Solid hardwood flooring is an investment for your home. Over an average 45-year lifetime, the wear layer of the floorboards can be sanded and refinished 3 - 5 times. Each sanding will provide a new look and feel of natural beauty allowing you to recolor the floor and change the decor for your personalized space.
Engineered hardwood flooring takes solid wood and maximizes its coverage potential by applying real wood layers to a plywood or high-density fiberboard substrate. Depending on the thickness of the real wood wear layer (0.6mm - 4mm on average), 3 - 12 pieces of engineered flooring can be manufactured for every one piece of 3/4" thick solid wood flooring.
Engineered flooring is the total package - the look and feel of solid wood flooring, at a reduced cost, and can be installed almost anywhere.
There’s a new, somewhat surprising trend going on in homes across the nation; surprising because it involves the words “vinyl” and “luxury”! That’s right – vinyl is now luxurious! In fact with luxury vinyl tile and vinyl plank flooring (LVT & LVP for short) what we’re dealing with is a whole new kind of vinyl, one that is indeed much more sophisticated and much more desirable than the plasticky sheet vinyl of the 70’s. So what is LVT and what makes it so different?
For a start, this is not vinyl in sheets, LVT either comes in tile or plank form. Secondly, and this is the most important bit, new printing and photographic technologies means that luxury vinyl flooring can be made to authentically mimic both the look and the texture of real wood or stone products (the best stone-look tiles will actually have limestone composite added to the vinyl mix for greater authenticity). But best of all, these “nearly real” luxury vinyl tiles and vinyl planks are often cheaper than the real thing!

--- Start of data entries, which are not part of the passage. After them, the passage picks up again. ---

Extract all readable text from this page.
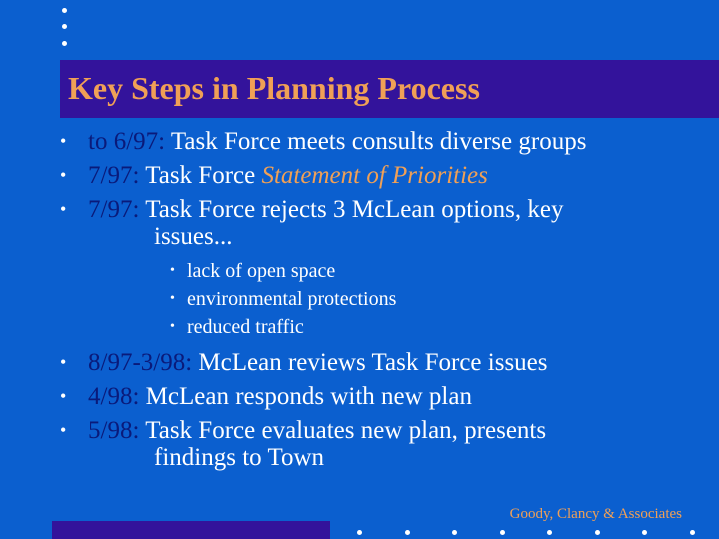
Key Steps in Planning Process
• to 6/97: Task Force meets consults diverse groups
• 7/97: Task Force Statement of Priorities
• 7/97: Task Force rejects 3 McLean options, key
issues...
• lack of open space
• environmental protections
• reduced traffic
• 8/97-3/98: McLean reviews Task Force issues
• 4/98: McLean responds with new plan
• 5/98: Task Force evaluates new plan, presents
findings to Town
Goody, Clancy & Associates
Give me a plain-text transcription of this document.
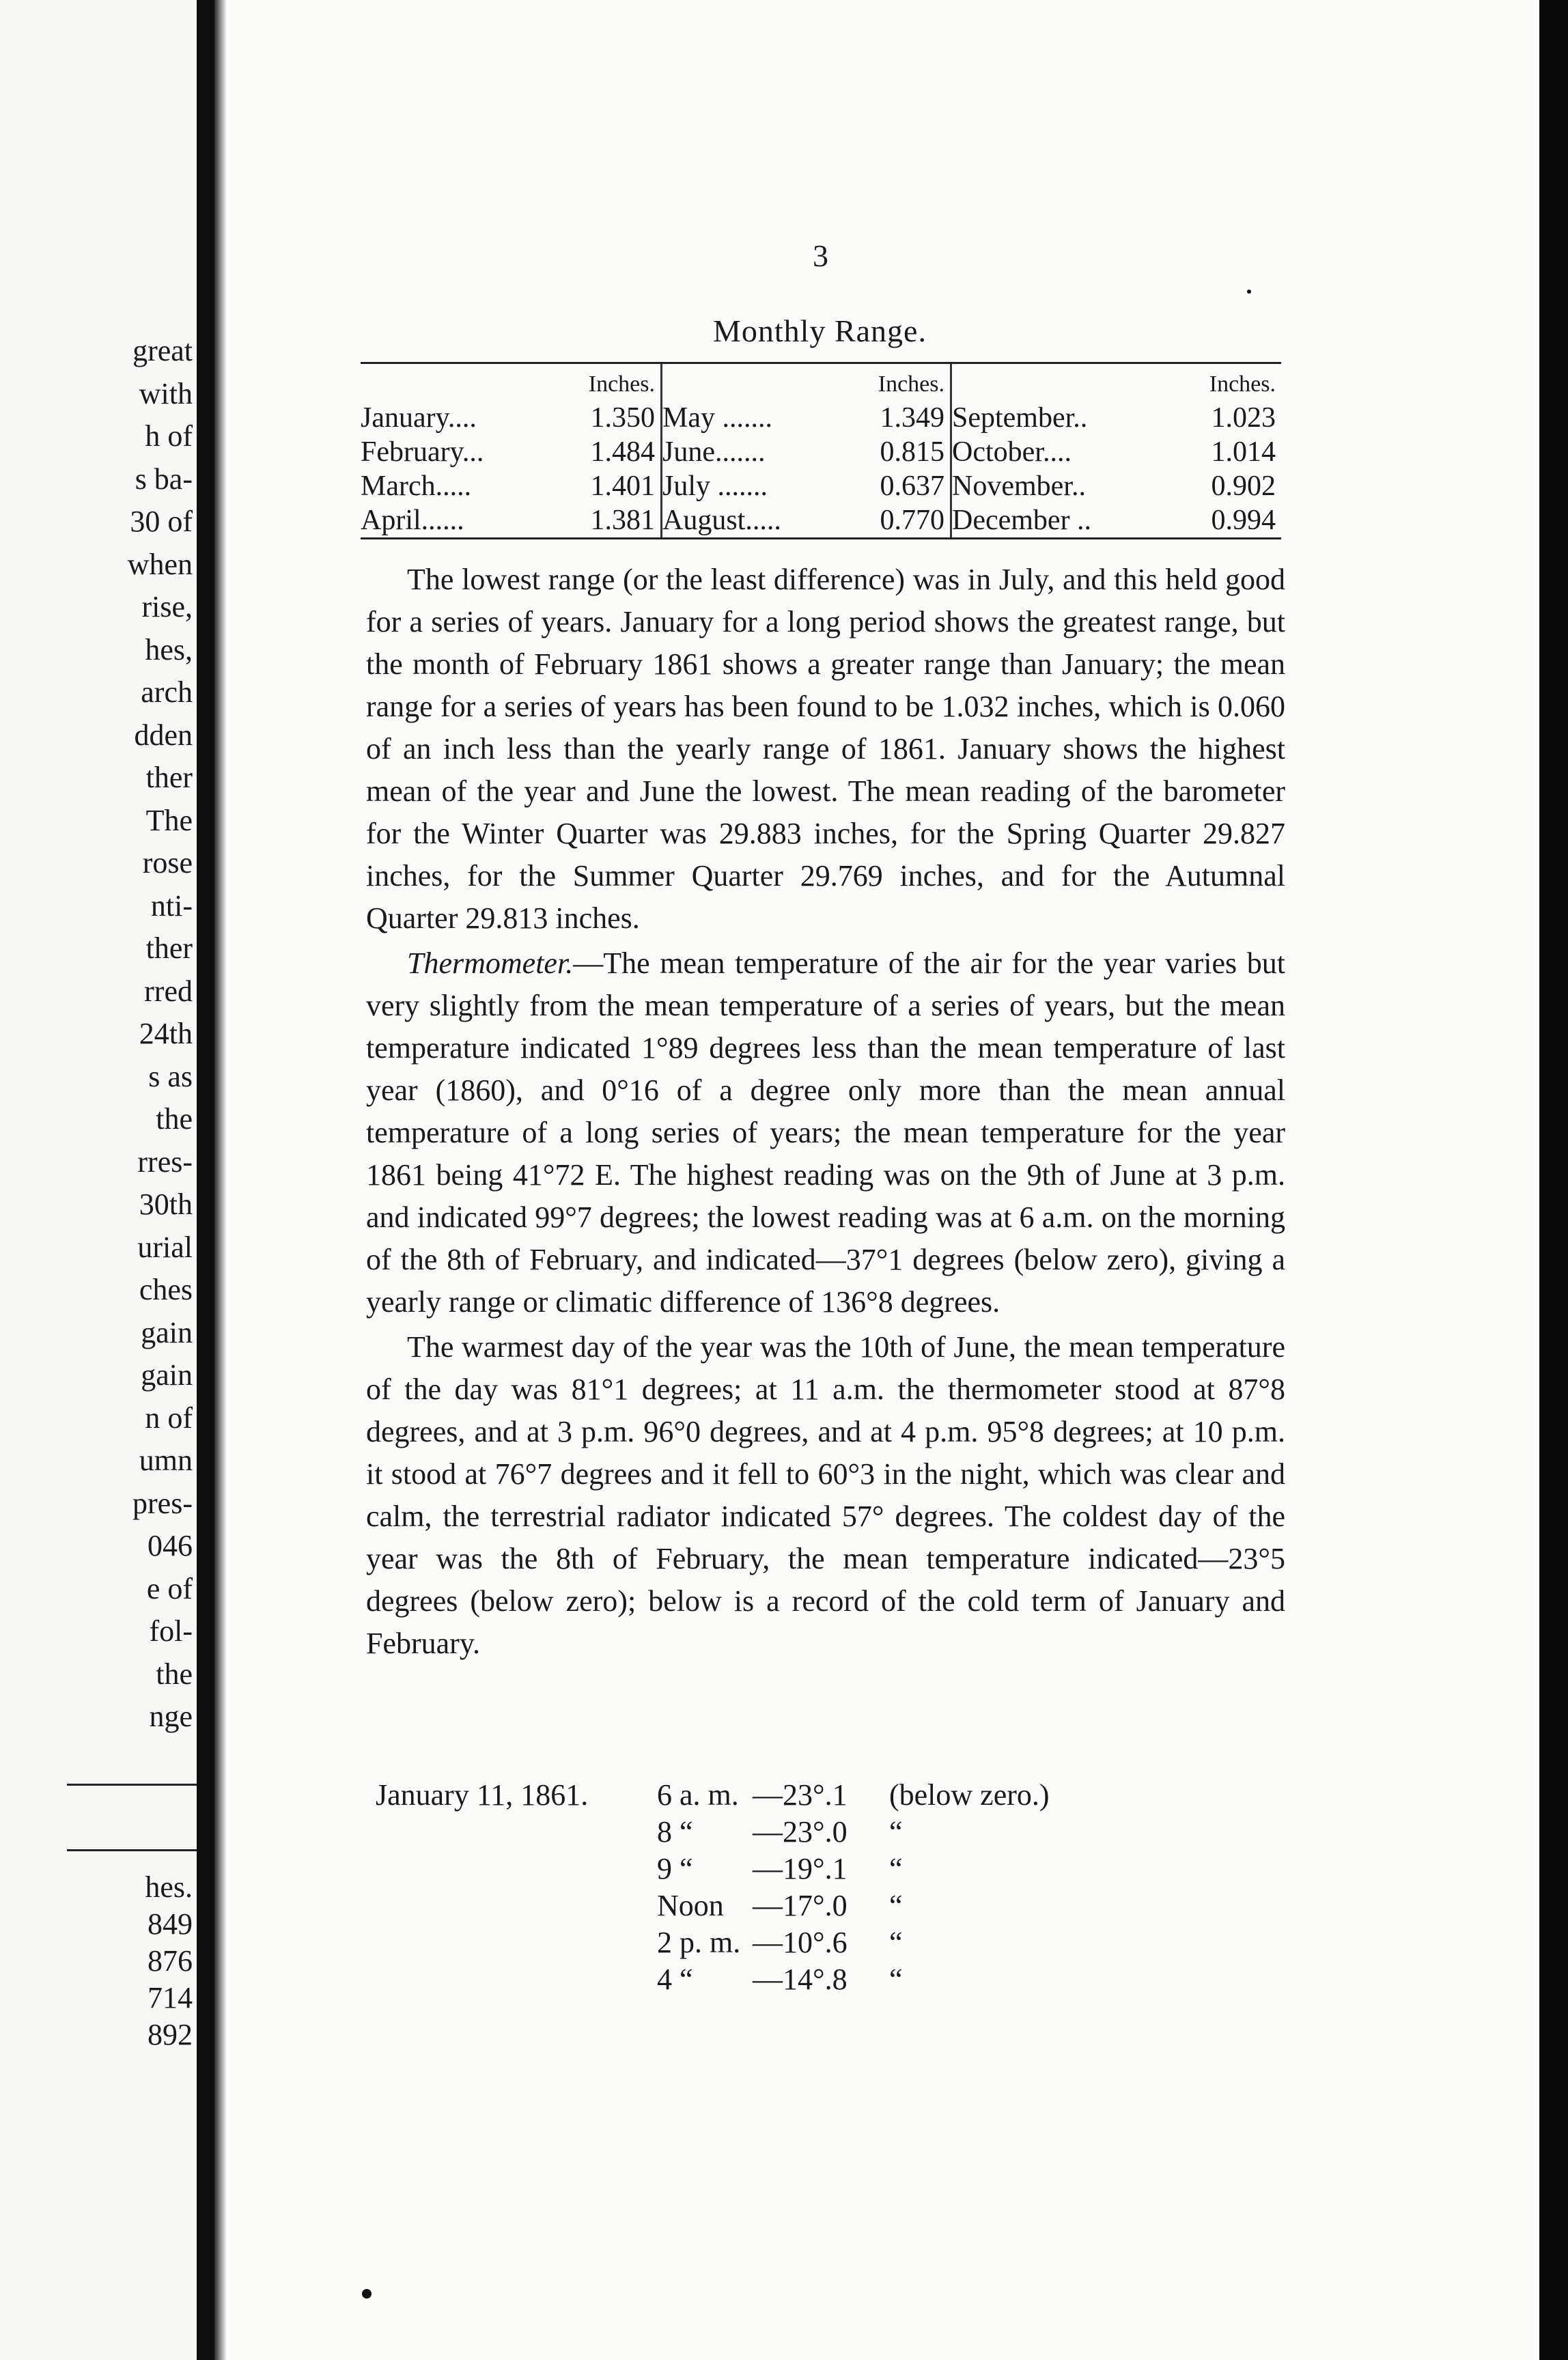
great
with
h of
s ba-
30 of
when
rise,
hes,
arch
dden
ther
The
rose
nti-
ther
rred
24th
s as
the
rres-
30th
urial
ches
gain
gain
n of
umn
pres-
046
e of
fol-
the
nge
hes.
849
876
714
892
3
Monthly Range.
Inches.	Inches.	Inches.
January....	1.350 May .......	1.349 September..	1.023
February...	1.484 June.......	0.815 October....	1.014
March.....	1.401 July .......	0.637 November..	0.902
April......	1.381 August.....	0.770 December ..	0.994

The lowest range (or the least difference) was in July, and this held good for a series of years. January for a long period shows the greatest range, but the month of February 1861 shows a greater range than January; the mean range for a series of years has been found to be 1.032 inches, which is 0.060 of an inch less than the yearly range of 1861. January shows the highest mean of the year and June the lowest. The mean reading of the barometer for the Winter Quarter was 29.883 inches, for the Spring Quarter 29.827 inches, for the Summer Quarter 29.769 inches, and for the Autumnal Quarter 29.813 inches.

Thermometer.—The mean temperature of the air for the year varies but very slightly from the mean temperature of a series of years, but the mean temperature indicated 1°89 degrees less than the mean temperature of last year (1860), and 0°16 of a degree only more than the mean annual temperature of a long series of years; the mean temperature for the year 1861 being 41°72 E. The highest reading was on the 9th of June at 3 p.m. and indicated 99°7 degrees; the lowest reading was at 6 a.m. on the morning of the 8th of February, and indicated—37°1 degrees (below zero), giving a yearly range or climatic difference of 136°8 degrees.

The warmest day of the year was the 10th of June, the mean temperature of the day was 81°1 degrees; at 11 a.m. the thermometer stood at 87°8 degrees, and at 3 p.m. 96°0 degrees, and at 4 p.m. 95°8 degrees; at 10 p.m. it stood at 76°7 degrees and it fell to 60°3 in the night, which was clear and calm, the terrestrial radiator indicated 57° degrees. The coldest day of the year was the 8th of February, the mean temperature indicated—23°5 degrees (below zero); below is a record of the cold term of January and February.

January 11, 1861.	6 a. m. —23°.1	(below zero.)
8 “	—23°.0	“
9 “	—19°.1	“
Noon —17°.0	“
2 p. m. —10°.6	“
4 “	—14°.8	“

It is this combination of price and fantastically improved realism that is proving the defining reason for the rise and rise of LVT’s popularity. As Annette Callari on the World Floor Covering Association website states, “the look and feel of nature’s best materials at a lower cost are a reality of luxury vinyl tile flooring manufacturing”. LVT is so realistic these days that you can even get specially formulated grout to finish off stone-look tiles for extra realism. And then when you add to that the inherent high performance, durability and easy maintenance of vinyl – you’re clearly onto a winner.
LVT also offers a lot of flexibility design-wise. Along with wood and stone looks, there are graphic patterns, block colors and unusual textures also available such as mosaic pebbles or indented steel panels – see below for our round-up of the biggest LVT design trends. What’s more, as vinyl wood flooring is often installed as a floating floor, it also offers less permanent flooring solutions than the authentic materials. This is a huge plus for both interior design magpies and people who aren’t yet living in their “forever home”.
For all of the above reasons, luxury vinyl planks and tiles are now being featured in all areas of the home. Whereas vinyl was once considered only suitable for less visible areas of a house like the laundry room, or in areas where you would expect it’s durability and water resistance to be useful like kitchens and bathrooms, designers are now using it everywhere!
Laminate Flooring is not made of real hardwood; however, no one will ever know. Their durability and affordability fit most budgets and active lifestyles while the selection of patterns and colors is limitless. Best of all, installation is a breeze. For your home, office or condo and move furniture into place the minute you finish.
The comfort and durability of cork flooring has been enjoyed in churches and libraries since 1898. With all of its natural features and its variety of patterns and colors, cork is now enjoying extreme popularity. Cork is harvested naturally every nine years from the bark of a Cork Oak tree and is done so without cutting or damaging the tree itself.
Bamboo flooring is more cost-effective than hardwood flooring, more durable and certainly more environmentally friendly. Most wood products are compared with oak and maple in terms of stability and durability. Northern red oak is usually the standard against which other hardwood floors are measured for stability. Stability refers to the natural contraction and expansion of a wood in different climates over time. Bamboo is 50% more stable than red oak.